Friday, October 12, 2007

Olympic Mind Games

I needed some time to look into this hence the delay.

A local author has written a book called "Olympic Mind Games" a fictional account of the 2012 Olympics aimed at a teenage market; down come the heavy boots of the London Olympic organisers telling him to remove it. Note the BBCs reference to this

Under the London Olympic Games and Paralympic Games Act 2006 organisers have trademark rights over words such as "Olympic", "London 2012" and "2012".
Here's where it gets nasty, the 2006 Act modifies the original Olympic Symbols 1995 Act, in this case taking the easy to understand section 4 limitations and turning them into spaghetti.

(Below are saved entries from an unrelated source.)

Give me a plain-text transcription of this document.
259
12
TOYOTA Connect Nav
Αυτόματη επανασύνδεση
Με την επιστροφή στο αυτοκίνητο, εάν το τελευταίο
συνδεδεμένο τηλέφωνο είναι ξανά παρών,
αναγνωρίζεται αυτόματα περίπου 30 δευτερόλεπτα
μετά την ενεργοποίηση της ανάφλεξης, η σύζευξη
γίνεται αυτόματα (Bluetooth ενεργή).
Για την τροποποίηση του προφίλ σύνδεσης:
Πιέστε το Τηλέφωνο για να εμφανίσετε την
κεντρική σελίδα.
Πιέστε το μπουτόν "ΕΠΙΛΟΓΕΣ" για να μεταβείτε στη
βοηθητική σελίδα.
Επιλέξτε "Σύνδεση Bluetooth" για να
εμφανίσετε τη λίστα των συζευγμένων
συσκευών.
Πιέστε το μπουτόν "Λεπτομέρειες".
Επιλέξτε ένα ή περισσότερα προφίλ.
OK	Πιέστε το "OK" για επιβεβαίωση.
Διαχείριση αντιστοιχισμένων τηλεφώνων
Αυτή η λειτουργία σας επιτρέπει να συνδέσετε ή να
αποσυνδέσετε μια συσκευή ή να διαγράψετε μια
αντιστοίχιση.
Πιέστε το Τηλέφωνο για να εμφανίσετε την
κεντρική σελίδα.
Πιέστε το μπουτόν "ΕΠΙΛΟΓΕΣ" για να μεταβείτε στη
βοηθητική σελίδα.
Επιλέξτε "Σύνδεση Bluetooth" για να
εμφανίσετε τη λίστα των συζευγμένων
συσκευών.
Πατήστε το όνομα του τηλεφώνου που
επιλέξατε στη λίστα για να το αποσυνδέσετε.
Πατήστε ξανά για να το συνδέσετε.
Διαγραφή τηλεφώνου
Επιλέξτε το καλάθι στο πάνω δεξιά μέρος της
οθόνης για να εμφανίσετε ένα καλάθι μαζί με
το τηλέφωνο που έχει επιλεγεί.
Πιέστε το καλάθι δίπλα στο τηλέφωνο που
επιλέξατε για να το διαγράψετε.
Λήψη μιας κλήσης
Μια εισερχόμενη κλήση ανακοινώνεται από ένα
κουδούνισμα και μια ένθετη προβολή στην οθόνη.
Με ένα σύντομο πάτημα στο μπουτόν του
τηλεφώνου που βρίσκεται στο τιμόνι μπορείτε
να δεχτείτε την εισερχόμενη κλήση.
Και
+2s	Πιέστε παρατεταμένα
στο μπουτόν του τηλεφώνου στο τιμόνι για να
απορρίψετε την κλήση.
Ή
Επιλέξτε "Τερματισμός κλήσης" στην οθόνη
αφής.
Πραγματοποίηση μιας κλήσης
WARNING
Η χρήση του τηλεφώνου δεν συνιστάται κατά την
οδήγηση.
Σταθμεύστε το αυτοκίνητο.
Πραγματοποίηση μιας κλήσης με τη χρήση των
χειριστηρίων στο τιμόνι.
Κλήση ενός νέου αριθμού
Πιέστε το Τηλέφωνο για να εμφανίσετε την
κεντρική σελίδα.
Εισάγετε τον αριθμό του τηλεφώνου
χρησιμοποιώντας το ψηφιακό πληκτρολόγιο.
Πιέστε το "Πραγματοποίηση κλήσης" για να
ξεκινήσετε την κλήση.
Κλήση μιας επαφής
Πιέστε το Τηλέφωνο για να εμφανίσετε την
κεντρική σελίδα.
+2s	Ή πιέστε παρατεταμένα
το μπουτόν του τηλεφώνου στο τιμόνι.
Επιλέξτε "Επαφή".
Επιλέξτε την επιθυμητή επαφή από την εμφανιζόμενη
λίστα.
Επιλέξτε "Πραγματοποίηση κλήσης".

Here's the original wording that would have cleared Mr Ronsson from section 4 subsection 3 regarding limitations (what isn't considered infringement)
The descriptions of work referred to in subsections (1)(a) and (2)(a) above are a literary work, a dramatic work, a musical work, an artistic work, a sound recording, a film, a broadcast and a cable programme, in each case within the meaning of Part I of the [1988 c. 48.] Copyright, Designs and Patents Act 1988.
and the same section now amended
A person does not infringe the Olympics association right by using a controlled representation in a context which is not likely to suggest an association between a person, product or service and the Olympic Games or the Olympic movement; and for the purpose of this subsection—

(a) the concept of an association between a person, product or service and the Olympic Games or the Olympic movement includes, in particular—

(i) any kind of contractual relationship,

(ii) any kind of commercial relationship,

(iii) any kind of corporate or structural connection, and

(iv) the provision by a person of financial or other support for or in connection with the Olympic Games or the Olympic movement, but

(b) a person does not suggest an association with the Olympic Games or the Olympic movement only by making a statement which—

(i) accords with honest practices in industrial or commercial matters, and

(ii) does not make promotional or other commercial use of a protected word by incorporating it in a context to which the Olympic Games and the Olympic movement are substantively irrelevant.
Much easier to understand eh?

Let's put it in simple terms, if you saw this book on the shelf would you think it was written in association with the Olympic Games? Because that's what it all comes down to.

2 comments:

Robert Ronsson said...

Hi Flipc

Thanks for your comments. I am pleased to say that LOCOG has written to me to say that they recognise they have to treat creative and artistic works differently. It's a small victory.

No sensible person would look at the book and connect it with the upcoming Games. I am merely using the London Olympic Village as the location for a work of fiction.

I'm pleased to say the publicity has boosted sales and now the controversy has died down I hope young readers 9-14 get hold of it, read it and enjoy it.

Robert Ronsson

FlipC said...

Hi Robert,

I'm glad that LOCOG have seen sense, I'd be the first to admit the old laws needed a little tightening, but the result was ridiculous.

Ah well they say any publicity is good publicity and it did get you on the telly. Hmm thinking about it with Xmas coming in I might pick up a copy for Bratus Major, he's seriously into books at the moment.